Today I am writing my first blog entry for proadjunct.com. My goal is to write short snippets of some of the things that come up in my day-to-day activities as an adjunct instructor.
Yesterday, I sat down at my desk to read and respond to email as I do every day. One of the messages I received was the third or fourth message in a chain of email from a student in one of my online classes. A couple of days ago, I received a message from him telling me that he was being deployed with the U.S. Air Force and wanted to know if it was okay to work ahead as much as possible. As a retired senior noncommissioned officer in the U.S. Army, I fully understand what he is facing as he prepares to deploy and told him I would work with him as much as possible. But that is not the point of this blog.
The point of this blog is that I had no idea who the student was or what class he was in. I searched through the grading rosters of my courses looking for his name but did not find it. So, part of my response to him was to ask him to tell me what class he is in because I could not find his name on my roster.
The student sent me a reply telling me what class he was in and gave me what I thought was his first and last name. I looked through my roster for the class and still did not see his name listed.
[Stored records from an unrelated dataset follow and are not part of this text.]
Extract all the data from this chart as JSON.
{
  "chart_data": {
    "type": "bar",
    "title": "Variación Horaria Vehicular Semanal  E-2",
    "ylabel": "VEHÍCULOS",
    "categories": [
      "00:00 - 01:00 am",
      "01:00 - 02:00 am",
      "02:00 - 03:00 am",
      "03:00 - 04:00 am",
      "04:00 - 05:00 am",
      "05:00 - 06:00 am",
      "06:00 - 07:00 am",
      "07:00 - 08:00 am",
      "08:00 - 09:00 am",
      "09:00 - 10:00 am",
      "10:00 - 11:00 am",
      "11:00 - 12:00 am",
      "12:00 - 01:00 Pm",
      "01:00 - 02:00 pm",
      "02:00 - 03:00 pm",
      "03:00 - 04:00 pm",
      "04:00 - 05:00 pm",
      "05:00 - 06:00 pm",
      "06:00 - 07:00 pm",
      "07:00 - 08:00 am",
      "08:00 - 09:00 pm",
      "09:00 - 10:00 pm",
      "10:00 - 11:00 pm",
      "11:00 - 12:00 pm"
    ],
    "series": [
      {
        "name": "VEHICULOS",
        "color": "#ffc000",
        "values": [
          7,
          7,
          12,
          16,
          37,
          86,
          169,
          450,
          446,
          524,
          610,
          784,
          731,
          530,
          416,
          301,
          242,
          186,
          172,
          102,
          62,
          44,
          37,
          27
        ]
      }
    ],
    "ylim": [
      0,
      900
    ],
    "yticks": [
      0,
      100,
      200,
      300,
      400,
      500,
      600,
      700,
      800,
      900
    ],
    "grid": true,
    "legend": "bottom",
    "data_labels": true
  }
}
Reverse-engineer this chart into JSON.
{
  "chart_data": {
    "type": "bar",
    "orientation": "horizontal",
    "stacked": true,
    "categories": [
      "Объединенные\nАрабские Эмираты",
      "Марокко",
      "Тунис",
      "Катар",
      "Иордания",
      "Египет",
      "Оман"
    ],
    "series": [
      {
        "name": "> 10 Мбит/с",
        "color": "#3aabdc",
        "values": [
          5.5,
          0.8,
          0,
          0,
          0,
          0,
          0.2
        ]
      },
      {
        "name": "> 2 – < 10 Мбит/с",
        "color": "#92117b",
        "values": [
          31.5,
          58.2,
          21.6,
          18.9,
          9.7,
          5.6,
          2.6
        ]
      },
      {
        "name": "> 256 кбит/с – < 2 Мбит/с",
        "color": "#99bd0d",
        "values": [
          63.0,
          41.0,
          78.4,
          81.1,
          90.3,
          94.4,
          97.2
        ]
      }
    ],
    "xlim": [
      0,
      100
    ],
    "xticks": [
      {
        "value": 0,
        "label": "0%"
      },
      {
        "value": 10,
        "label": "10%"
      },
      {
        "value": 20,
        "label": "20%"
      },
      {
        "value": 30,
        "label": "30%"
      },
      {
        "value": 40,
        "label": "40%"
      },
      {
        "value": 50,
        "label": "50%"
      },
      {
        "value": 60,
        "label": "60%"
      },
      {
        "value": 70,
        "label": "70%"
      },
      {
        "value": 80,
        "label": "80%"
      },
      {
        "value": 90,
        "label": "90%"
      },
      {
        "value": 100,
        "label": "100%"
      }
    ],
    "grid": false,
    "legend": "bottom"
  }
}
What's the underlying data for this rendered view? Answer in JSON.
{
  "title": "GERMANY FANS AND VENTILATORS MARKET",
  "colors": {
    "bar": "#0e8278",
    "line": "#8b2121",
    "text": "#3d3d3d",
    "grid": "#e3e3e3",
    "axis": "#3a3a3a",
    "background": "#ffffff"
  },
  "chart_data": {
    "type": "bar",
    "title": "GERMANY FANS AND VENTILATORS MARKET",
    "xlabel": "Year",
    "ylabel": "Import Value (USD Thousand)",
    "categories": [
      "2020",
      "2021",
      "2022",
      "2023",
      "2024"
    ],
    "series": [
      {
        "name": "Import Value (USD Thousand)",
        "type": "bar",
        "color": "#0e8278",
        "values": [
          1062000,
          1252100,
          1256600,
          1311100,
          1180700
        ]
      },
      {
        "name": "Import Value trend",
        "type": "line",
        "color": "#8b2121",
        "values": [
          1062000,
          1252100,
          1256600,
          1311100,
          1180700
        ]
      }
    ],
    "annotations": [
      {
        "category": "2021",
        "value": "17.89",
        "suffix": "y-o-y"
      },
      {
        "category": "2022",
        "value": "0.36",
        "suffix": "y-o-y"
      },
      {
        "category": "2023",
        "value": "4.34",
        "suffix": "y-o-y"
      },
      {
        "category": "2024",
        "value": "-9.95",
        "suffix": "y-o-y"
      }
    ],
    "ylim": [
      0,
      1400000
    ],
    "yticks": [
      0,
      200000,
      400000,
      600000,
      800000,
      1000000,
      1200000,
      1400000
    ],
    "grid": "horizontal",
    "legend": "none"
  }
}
I also checked his email address, but that did not help either. I sent him another email explaining that I could not find his name on the roster and asked if he was sure he is in my class. His reply was yes, but he goes by his middle name.
Ok, I can deal with that; I have a lot of students who do this. Again, I looked for his last name on my roster. Not there. I sent him another email explaining that I needed to verify who he is for privacy’s sake before I could discuss any particulars of our course. In his next email, he told me he uses a fake name in his email address to protect his privacy and finally gave me his last name. I thanked him for telling me who he is and told him I would do my best to address him by his middle name.
There are so many things that we assume students understand about taking an online course and identifying themselves in an email is one that I thought was obvious. I can understand a student not mentioning what class they are in. They do not think about someone like me who teaches multiple courses at three different schools. But I can’t tell you how many times I receive an email message from someone identifying themselves as a student in my class, but their name appears nowhere on my grading roster. I guess I am going to have to add that to my list of things I mention in my orientation video. In addition to asking them to identify the class they are in, I also need to ask them to identify his or herself with the name they used to register for our course.
Am I the only one that has issues with this?